OVIs can lead to prison time

Most OVIs are misdemeanors with progressive penalties for repeat offenders, including jail time. Prosecutors can seek felony charges carrying state prison time if a suspect has had three previous convictions in six years or four in 20 years, or if a drunken driving crash resulted in serious injury or death. OVI felonies can result in up to 10 years’ imprisonment, even if no one is injured.

Manley’s last OVI nearly had deadly consequences. He was driving his brother’s Corvette in Stow, Ohio — without permission, the brother told the Akron Beacon Journal —when he lost control, drove into a driveway and slammed into a parked car just as a 14-year-old girl was exiting, pinning the lower half of her body between the door and her mother’s car.

“She said her body felt like it was ripped in half, and she asked me if she was going to die,” the girl’s mother told the Beacon Journal. The girl’s injuries were not life-threatening.

In a phone interview, Manley said he is self-employed and has been sober for more than 10 years. He expressed bitterness that he was imprisoned for six-and-a-half years for OVI: “Do you think that’s fair? Do you think they could have come up with another alternative?” But, asked if he thought the punishment was too severe, he paused, then said, “No. It got me where I am today, so I guess not.”
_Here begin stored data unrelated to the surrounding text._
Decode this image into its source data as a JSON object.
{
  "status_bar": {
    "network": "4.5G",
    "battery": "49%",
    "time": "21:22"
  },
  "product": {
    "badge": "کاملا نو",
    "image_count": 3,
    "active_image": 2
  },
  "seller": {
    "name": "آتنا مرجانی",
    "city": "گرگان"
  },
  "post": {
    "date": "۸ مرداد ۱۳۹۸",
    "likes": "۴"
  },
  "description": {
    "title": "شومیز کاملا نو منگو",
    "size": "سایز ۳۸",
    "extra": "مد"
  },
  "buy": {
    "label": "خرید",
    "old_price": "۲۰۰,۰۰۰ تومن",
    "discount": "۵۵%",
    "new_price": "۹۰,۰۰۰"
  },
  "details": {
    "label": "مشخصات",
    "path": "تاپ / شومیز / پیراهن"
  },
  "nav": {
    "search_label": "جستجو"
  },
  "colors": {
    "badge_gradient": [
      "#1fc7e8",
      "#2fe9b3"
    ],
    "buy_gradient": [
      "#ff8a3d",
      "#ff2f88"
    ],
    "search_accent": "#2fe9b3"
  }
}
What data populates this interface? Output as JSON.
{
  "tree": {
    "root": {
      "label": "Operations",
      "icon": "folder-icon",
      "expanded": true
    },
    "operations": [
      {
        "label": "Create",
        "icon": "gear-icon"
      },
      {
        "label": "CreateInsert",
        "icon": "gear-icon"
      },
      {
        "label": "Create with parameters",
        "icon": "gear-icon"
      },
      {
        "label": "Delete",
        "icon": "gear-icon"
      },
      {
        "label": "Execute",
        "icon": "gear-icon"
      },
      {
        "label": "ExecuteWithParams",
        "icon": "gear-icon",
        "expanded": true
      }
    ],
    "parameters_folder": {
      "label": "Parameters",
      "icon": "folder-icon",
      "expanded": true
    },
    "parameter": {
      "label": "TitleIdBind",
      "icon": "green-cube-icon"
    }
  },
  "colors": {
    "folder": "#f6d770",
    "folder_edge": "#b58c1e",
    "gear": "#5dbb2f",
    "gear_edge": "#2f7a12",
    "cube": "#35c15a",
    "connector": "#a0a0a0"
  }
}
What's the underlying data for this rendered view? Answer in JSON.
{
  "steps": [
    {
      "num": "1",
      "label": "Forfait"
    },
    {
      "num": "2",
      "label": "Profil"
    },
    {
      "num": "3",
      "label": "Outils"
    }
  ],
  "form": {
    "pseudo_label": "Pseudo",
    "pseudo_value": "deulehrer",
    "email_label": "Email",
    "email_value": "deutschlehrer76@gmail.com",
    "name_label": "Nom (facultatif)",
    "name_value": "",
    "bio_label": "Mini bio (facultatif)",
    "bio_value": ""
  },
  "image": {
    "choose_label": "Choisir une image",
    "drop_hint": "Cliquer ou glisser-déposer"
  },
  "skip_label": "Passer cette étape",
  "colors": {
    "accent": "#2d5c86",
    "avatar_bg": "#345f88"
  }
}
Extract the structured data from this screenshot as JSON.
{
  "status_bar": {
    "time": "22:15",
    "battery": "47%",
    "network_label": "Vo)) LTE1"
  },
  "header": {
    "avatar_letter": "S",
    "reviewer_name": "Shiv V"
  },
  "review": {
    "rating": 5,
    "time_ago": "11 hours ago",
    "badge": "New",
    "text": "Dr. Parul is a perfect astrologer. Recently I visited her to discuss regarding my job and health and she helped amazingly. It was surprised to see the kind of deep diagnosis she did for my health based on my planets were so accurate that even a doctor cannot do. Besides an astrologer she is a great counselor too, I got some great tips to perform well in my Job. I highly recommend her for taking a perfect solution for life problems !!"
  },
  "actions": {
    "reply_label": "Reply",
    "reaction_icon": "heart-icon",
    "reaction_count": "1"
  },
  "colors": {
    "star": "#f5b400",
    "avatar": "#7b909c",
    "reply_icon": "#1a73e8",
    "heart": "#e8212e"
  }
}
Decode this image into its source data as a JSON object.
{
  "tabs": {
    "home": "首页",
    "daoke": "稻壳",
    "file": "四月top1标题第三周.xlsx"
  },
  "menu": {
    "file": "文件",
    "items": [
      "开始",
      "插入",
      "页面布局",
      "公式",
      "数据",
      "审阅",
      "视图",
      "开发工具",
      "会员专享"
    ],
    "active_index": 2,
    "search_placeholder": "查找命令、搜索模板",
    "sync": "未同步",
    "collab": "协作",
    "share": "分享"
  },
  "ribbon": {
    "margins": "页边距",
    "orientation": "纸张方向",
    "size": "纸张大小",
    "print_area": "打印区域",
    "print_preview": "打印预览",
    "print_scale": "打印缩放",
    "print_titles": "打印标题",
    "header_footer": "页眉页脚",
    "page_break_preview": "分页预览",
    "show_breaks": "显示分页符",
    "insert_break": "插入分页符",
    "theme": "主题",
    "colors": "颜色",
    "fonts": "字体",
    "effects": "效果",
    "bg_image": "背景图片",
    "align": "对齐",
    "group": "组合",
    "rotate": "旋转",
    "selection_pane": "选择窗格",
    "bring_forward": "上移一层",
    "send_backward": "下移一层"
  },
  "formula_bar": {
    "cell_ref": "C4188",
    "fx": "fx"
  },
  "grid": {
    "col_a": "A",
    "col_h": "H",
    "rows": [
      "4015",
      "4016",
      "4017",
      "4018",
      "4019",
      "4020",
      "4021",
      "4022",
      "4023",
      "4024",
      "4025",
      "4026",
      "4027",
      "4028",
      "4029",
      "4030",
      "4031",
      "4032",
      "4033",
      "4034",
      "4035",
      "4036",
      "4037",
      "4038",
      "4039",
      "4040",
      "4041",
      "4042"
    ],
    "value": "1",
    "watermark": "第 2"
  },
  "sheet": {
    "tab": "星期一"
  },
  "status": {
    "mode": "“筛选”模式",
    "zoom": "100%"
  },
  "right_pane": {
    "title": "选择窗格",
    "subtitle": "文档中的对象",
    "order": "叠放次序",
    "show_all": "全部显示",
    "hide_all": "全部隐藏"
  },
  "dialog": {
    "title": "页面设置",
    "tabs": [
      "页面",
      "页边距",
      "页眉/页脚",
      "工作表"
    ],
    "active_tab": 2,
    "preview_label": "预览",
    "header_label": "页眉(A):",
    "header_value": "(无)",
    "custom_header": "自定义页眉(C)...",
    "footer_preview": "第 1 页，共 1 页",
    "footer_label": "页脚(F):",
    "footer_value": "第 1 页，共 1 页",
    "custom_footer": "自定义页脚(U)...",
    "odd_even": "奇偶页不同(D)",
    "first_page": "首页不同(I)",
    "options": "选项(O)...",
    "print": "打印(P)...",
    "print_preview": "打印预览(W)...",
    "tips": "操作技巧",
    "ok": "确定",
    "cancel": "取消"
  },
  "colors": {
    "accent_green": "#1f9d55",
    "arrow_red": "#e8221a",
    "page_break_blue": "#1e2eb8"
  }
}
Ralston said the state patrol works to keep drivers from getting in trouble through drunk-driving awareness programs. Troopers talk to young children, teens and even first-time OVI offenders across the state in an effort “to get them to make good decisions on the front end.”

But, ultimately, the responsibility to avoid driving drunk is in the hands of the motorist. Ralston said people need to plan ahead, before their judgment is impaired by alcohol, to ensure they have safe transportation if they’ve been drinking.

“Really, it’s a personal choice,” Ralston said. “It’s a real simple thing to avoid — just don’t drive.”